Acellular Bioscaffolds are perhaps the most biologically sophisticated option. They are created by taking real tissue from human or animal donors and chemically, mechanically, or enzymatically removing all the living cells — leaving behind only the extracellular matrix (ECM). This natural scaffold is rich in collagen, elastin, fibronectin, and laminin, providing an almost ideal biological environment for MSCs to thrive. The trade-off is that the decellularization process is complex and time-consuming, but results in preclinical studies have been compelling.
What Does This Mean for Patients?
The honest answer is: we’re not there yet, but the direction is clear and encouraging. Preclinical studies — primarily in animal models — have produced impressive results across all four delivery systems. MSCs supported by these scaffolds consistently outperformed unsupported MSC injections in terms of wound closure speed, tissue regeneration, and reduction of inflammation.

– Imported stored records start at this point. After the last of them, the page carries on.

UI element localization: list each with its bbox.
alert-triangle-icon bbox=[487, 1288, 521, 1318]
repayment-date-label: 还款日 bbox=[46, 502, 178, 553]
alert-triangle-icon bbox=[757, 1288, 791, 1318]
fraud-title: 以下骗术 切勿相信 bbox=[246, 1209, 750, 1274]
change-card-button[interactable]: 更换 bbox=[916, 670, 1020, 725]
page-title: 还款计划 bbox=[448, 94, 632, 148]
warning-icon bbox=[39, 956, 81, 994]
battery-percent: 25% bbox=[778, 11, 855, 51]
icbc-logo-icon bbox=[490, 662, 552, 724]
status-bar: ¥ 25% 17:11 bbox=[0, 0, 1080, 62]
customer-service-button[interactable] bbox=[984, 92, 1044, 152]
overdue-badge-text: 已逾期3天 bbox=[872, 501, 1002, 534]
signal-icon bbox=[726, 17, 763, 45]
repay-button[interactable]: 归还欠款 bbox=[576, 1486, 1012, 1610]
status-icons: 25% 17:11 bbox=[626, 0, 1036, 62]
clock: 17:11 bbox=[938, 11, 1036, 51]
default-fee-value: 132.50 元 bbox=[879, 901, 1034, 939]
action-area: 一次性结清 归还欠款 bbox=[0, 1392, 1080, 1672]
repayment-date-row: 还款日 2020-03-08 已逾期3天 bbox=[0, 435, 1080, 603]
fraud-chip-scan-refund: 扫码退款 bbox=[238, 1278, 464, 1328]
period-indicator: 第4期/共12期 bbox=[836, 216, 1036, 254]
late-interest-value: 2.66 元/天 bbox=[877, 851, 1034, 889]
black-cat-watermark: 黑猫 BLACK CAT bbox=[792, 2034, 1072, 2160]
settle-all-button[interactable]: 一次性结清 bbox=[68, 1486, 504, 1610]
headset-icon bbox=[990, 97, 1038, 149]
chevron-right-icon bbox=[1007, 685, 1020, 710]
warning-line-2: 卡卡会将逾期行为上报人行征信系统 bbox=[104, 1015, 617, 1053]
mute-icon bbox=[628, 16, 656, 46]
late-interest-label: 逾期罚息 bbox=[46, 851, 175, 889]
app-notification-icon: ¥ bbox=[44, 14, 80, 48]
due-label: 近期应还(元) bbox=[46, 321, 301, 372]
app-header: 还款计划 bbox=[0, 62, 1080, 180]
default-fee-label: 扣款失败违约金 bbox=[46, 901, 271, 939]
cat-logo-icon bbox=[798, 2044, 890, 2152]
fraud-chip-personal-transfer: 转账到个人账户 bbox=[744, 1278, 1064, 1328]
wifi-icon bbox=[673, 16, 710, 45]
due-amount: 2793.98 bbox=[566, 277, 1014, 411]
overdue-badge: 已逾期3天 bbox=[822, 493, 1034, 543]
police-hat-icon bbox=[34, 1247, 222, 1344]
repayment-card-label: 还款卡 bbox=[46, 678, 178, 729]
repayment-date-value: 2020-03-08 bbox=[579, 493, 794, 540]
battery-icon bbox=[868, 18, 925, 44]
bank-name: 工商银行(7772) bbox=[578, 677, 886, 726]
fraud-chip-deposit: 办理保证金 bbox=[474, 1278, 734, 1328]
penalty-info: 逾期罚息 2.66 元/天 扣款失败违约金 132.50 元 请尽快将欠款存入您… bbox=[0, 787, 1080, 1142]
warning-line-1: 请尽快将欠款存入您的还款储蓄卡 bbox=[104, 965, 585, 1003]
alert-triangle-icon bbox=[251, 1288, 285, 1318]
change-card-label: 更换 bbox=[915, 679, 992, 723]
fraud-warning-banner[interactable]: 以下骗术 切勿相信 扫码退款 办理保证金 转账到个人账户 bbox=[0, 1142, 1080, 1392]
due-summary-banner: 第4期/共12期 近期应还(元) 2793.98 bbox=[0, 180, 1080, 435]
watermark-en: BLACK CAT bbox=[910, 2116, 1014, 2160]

However, the review’s authors are candid about the limitations. Clinical data in humans remains limited, and results from animal studies don’t always translate directly to human patients. More rigorous clinical trials are needed before any of these approaches can become standard care. Questions around long-term safety, scalability, cost, and manufacturing consistency also need to be resolved.
The Bigger Picture
What this research represents is a fundamental shift in thinking about regenerative wound care. The question is no longer simply “can stem cells help?” — the evidence strongly suggests they can. The question is “how do we engineer the right environment to let them do their job?”
The combination of MSC-derived exosomes with smart, biomimetic delivery platforms like injectable hydrogels is emerging as the most promising direction. As materials science, cell biology, and clinical medicine continue to converge, treatments that once seemed futuristic — using the body’s own cellular machinery, delivered precisely and effectively to a chronic wound — are moving steadily closer to reality.
For the millions of people living with diabetes who are at risk of DFU, that progress can’t come soon enough.